Below is an example of how I store the lenses and a comparison of the Industar 50 f/3.6 and Super-Takumar 55 f/1.8 set at the same settings. As you can see they each have a different look with the vignetting on the Industar being quite pronounced. My quest isn't for optical perfection, but for differences in how similar lenses (read focal length) render the same scene. Sharpness and vignetting isn't really a concern. Just the look. Of course, Soviet quality control was wonderful (  ) so whether f/3.5 is really f/3.5 on the Industar is anybody's guess. The difference between the two is striking.

It is fun to have so many new toys for very little money and I'm going to keep getting these wonderful old lenses as I can.
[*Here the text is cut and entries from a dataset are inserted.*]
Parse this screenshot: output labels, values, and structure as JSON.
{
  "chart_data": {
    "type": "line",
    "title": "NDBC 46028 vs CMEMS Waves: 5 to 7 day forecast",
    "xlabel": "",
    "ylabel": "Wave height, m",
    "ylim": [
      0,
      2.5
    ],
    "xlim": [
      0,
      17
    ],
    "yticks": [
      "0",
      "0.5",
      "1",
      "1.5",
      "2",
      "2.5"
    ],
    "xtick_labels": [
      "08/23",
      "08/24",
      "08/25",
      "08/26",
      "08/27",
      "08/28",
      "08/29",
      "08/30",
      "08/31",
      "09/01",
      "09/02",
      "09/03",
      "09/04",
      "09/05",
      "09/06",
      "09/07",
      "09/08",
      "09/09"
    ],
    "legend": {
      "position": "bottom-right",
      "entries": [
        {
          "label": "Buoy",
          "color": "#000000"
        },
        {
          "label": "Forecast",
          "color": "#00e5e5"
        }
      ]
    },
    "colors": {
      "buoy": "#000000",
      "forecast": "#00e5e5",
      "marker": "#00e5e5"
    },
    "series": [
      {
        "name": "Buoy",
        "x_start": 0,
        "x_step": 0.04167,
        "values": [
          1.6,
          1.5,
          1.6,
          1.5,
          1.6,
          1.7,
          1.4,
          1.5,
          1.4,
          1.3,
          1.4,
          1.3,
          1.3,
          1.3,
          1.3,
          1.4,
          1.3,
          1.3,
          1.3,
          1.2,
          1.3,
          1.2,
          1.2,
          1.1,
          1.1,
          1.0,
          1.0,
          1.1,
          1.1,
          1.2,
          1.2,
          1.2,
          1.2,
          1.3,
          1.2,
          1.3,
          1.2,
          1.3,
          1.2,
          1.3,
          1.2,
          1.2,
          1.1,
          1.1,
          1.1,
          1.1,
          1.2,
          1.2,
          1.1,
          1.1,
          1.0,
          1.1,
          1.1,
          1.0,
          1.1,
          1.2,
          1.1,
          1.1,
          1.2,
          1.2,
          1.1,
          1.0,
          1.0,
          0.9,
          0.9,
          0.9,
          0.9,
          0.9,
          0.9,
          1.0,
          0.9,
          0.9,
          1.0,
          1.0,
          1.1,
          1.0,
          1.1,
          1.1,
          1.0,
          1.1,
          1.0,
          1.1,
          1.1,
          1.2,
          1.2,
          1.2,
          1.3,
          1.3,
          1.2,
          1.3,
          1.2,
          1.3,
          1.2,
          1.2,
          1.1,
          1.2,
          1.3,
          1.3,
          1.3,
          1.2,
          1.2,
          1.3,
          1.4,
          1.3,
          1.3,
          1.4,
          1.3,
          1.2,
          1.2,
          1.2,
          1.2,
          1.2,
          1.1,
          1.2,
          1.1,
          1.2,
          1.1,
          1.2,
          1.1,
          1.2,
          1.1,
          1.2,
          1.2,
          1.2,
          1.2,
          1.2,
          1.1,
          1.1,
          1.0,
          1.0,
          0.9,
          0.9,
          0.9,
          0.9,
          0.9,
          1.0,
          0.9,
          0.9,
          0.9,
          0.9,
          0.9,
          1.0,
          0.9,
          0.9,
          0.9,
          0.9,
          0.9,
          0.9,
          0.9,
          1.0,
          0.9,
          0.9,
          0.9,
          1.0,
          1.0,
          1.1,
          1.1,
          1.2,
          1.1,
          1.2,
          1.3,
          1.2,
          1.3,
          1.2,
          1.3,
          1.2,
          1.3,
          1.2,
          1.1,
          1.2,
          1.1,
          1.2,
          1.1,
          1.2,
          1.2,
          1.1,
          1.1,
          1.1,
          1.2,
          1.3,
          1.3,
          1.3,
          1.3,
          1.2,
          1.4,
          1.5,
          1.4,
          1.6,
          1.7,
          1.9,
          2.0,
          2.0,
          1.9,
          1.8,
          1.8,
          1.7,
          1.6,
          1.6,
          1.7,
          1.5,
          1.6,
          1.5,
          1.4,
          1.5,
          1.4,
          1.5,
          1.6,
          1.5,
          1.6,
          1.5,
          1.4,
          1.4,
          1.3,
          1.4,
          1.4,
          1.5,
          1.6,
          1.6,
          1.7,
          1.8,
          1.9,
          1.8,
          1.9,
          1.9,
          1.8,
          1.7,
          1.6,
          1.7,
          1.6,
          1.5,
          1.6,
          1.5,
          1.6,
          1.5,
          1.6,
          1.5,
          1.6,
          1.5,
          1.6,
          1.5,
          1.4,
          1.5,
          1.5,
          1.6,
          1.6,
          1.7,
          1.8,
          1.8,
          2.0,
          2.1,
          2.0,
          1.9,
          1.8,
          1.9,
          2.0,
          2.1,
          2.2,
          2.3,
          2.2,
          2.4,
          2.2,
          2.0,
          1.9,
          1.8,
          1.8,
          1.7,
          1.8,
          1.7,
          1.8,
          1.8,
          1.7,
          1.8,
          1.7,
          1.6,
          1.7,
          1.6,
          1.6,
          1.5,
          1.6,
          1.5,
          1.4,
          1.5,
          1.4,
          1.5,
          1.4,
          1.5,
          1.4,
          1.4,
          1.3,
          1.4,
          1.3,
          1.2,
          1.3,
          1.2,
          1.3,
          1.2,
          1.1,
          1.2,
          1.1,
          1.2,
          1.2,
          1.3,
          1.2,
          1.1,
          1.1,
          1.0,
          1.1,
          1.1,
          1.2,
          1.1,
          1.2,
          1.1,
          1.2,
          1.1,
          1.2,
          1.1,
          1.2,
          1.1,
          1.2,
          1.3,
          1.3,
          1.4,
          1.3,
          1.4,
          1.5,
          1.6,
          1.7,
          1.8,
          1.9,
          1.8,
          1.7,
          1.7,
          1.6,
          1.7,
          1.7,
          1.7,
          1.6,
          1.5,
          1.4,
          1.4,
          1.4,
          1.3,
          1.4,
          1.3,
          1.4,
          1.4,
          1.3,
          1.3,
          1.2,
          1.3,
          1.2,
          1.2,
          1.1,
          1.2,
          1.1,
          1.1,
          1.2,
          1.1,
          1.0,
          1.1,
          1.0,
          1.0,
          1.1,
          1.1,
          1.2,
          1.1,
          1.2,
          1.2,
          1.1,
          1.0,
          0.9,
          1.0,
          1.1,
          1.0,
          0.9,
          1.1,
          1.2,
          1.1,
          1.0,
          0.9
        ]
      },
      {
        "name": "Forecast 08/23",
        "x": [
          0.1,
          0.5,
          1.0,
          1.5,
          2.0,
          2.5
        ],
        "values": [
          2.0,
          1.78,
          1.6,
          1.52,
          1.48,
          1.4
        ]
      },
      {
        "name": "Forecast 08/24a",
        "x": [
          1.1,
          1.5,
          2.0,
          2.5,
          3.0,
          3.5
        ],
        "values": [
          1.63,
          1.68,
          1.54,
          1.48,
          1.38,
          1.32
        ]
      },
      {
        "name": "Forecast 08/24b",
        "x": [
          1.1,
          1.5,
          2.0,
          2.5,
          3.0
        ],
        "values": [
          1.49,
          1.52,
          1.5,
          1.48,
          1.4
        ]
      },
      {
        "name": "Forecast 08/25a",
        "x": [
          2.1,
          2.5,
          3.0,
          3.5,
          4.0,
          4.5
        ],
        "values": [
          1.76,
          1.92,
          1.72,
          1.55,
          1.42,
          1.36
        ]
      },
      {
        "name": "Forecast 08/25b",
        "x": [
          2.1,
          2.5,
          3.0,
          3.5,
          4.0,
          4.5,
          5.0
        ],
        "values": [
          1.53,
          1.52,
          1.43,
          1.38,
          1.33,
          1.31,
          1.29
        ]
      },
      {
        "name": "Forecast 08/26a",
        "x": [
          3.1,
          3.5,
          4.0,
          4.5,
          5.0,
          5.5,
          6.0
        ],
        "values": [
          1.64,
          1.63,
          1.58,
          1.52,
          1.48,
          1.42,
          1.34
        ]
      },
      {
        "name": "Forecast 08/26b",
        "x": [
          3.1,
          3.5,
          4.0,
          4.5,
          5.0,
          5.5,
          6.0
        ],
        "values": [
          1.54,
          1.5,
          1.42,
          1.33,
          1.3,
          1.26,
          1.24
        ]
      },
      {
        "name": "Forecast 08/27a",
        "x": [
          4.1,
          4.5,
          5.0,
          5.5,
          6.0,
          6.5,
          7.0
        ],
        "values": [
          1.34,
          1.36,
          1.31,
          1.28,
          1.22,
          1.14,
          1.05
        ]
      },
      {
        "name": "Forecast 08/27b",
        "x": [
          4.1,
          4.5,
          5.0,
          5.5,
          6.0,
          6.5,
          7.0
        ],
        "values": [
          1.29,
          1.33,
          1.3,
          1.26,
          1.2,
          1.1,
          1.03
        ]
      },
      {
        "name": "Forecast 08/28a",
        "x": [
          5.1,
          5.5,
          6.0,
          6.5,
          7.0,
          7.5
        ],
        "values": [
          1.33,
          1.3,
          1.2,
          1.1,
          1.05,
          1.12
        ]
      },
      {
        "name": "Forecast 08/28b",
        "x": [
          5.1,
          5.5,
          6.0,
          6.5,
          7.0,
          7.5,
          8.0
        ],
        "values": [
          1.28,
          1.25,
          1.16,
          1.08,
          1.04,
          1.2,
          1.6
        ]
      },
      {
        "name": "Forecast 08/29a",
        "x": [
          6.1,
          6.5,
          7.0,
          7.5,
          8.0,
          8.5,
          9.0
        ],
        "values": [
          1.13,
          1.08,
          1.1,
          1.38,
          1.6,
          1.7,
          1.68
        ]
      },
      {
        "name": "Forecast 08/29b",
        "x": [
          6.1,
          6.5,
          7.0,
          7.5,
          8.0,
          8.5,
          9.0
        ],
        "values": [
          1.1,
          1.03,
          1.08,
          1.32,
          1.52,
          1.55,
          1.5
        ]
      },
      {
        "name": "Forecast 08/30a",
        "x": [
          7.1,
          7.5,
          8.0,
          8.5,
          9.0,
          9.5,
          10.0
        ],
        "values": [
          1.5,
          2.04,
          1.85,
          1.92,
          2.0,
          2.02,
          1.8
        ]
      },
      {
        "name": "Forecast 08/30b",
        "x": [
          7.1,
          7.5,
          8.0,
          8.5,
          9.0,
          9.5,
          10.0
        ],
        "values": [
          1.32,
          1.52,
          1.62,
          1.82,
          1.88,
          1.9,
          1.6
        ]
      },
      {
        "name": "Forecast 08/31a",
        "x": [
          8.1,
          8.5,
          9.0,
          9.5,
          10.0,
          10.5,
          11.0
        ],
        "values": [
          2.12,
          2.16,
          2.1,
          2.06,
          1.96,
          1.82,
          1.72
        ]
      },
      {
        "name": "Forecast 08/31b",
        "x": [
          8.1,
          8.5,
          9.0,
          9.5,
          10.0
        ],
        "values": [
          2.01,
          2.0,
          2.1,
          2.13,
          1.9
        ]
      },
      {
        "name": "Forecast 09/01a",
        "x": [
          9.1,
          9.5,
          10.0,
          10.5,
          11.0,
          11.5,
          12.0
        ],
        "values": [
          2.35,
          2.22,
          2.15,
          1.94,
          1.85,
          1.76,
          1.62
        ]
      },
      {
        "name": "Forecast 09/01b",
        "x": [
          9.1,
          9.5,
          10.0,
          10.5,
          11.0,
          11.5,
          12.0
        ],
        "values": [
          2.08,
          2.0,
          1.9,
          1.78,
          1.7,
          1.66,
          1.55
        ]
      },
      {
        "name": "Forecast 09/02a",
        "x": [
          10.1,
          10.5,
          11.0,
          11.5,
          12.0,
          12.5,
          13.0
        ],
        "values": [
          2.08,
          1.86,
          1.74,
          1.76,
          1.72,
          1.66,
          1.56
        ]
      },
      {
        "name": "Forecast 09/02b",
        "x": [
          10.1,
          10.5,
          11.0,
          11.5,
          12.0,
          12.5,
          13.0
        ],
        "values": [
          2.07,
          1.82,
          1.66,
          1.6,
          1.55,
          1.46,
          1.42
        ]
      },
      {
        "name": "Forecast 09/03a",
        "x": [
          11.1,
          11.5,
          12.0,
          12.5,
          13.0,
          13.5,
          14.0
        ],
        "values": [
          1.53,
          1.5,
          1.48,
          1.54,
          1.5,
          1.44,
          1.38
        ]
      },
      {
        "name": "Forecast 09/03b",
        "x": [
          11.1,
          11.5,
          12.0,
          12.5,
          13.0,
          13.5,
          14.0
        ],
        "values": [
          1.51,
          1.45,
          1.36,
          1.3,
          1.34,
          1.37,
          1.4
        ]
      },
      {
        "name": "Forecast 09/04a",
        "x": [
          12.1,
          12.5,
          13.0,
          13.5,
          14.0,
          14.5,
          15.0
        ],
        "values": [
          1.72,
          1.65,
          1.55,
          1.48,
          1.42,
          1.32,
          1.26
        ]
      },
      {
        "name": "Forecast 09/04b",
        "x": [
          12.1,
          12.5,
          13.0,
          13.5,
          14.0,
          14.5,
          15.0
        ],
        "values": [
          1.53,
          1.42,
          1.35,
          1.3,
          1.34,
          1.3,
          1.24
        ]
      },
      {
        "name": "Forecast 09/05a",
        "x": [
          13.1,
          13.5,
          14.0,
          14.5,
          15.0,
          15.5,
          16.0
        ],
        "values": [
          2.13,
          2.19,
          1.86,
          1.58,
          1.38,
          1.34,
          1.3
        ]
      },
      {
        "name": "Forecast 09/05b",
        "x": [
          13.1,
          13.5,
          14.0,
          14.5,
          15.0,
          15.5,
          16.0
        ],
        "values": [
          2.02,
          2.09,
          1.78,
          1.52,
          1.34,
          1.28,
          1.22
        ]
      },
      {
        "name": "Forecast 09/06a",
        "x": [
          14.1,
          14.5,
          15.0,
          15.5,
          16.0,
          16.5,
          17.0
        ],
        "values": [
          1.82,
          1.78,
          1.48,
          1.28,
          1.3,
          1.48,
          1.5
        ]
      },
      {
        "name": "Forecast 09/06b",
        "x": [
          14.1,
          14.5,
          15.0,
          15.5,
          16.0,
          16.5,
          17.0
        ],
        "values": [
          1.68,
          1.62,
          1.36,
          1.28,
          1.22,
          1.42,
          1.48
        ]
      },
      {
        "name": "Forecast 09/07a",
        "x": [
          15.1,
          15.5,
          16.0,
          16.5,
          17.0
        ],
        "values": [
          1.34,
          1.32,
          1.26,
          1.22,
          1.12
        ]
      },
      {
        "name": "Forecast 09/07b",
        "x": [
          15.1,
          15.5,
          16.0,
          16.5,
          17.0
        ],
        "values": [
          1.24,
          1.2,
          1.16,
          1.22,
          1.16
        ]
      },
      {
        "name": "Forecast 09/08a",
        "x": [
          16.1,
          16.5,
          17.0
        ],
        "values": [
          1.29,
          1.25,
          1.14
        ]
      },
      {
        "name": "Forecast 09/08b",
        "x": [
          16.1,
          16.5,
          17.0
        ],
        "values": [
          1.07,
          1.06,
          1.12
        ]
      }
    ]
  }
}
If anyone is interested in this stuff I will keep posting comparisons and photos, but maybe the M42 lenses need their own sticky thread?


----------



## Ozarker (Mar 22, 2018)

:'( :'( :'( :'(


----------



## Sporgon (Mar 22, 2018)

There already is a thread on Takumars

http://www.canonrumors.com/forum/index.php?topic=11193.msg208354#msg208354

Of all the ones I've used the 55/1.8 is my favourite, especially the ones with radioactive elements. It's somehow soft and sharp at the same time.


----------



## Ozarker (Mar 23, 2018)

Sporgon said:


> There already is a thread on Takumars
> 
> http://www.canonrumors.com/forum/index.php?topic=11193.msg208354#msg208354
> 
> Of all the ones I've used the 55/1.8 is my favourite, especially the ones with radioactive elements. It's somehow soft and sharp at the same time.



Had no idea. Thanks! BTW: You are incredibly good. Checked out your links.


----------